Tidak apa-apa kak, Abi dan Ummi tidak pernah merasa di repotkan.

“Hiks..hiks..hiks.. Abi... Fatim sayang Abi dan Ummi. Yasudah Bi, Fatim siap-siap shalat maghrib dulu ya, Bii. Assalamu’alaikum.” Air mataku mengalir begitu saja membasahi pipiku.

Iya nak, jangan nangis ya. Abi dan Ummi juga sayang Kak Fatim. Wa’alaikumussalam.”

Aku berlari menuju kamar Aisyah. Aku memanggilnya, tapi dia tak menoleh sedikitpun ke arahku. Ya Allah ujian apa lagi ini? Mengapa begitu sesak rasanya? Aku butuh teman namun temanku bahkan tak mau menoleh ke arahku. Sakit sekali rasanya melihat Aisyah memperlakukanku seperti ini.

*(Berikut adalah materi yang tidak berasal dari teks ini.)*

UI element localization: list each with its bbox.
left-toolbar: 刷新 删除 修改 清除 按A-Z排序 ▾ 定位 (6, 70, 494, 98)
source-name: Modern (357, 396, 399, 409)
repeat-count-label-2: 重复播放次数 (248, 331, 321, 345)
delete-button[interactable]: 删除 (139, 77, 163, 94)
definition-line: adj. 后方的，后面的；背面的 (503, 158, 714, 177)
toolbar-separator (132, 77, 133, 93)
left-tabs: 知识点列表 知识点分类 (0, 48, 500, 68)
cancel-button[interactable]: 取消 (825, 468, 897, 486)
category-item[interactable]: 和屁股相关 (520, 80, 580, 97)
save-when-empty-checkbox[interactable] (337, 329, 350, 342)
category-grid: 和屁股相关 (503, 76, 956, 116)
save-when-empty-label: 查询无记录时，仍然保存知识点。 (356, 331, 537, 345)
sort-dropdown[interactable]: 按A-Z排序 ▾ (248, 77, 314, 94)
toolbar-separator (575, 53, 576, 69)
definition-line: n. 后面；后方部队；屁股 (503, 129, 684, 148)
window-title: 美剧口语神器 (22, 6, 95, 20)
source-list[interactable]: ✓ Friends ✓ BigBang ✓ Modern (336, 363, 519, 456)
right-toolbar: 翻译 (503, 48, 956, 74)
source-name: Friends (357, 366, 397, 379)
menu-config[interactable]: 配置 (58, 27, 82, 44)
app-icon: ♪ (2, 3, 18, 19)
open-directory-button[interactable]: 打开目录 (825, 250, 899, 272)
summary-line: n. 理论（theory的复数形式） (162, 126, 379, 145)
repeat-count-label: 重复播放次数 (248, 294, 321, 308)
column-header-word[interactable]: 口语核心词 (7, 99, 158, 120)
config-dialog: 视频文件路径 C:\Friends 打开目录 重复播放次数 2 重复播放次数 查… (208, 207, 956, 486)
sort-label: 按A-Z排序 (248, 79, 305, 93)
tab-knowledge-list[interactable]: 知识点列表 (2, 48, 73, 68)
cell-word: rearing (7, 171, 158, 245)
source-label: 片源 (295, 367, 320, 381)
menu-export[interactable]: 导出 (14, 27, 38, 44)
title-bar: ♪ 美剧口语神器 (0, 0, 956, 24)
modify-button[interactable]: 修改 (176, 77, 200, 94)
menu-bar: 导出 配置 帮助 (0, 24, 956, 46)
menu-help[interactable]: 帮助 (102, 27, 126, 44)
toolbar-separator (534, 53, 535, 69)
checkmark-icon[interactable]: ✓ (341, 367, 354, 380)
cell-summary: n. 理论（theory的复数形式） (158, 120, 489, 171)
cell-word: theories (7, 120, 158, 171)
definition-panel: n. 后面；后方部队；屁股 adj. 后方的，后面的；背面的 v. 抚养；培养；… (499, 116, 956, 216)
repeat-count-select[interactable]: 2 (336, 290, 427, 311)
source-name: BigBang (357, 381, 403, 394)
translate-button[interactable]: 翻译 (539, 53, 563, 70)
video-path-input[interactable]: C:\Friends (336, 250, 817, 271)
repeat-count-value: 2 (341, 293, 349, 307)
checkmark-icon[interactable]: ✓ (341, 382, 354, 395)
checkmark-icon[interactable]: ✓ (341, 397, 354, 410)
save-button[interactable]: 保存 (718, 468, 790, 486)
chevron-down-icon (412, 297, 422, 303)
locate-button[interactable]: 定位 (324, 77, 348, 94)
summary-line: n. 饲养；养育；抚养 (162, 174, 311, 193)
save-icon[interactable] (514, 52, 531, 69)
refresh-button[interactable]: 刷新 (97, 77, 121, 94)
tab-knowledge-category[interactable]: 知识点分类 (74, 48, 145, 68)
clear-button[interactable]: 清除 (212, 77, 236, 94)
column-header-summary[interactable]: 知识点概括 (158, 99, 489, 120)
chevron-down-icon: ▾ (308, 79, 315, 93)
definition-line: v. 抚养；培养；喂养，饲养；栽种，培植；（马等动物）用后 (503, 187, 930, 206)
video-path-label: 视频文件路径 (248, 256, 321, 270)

“Ais.. ada apa sih sebenarnya?” tanyaku sambil memegang tangannya. “Fatim salah apa? Ais marah sama Fatim? Kenapa Ais diemin Fatim seperti ini? Cerita dong kalau Ais ada masalah. Tolong jangan diam saja Ais.. Fatim gak bisa lihat Ais seperti ini.” Tangisku pecah begitu saja.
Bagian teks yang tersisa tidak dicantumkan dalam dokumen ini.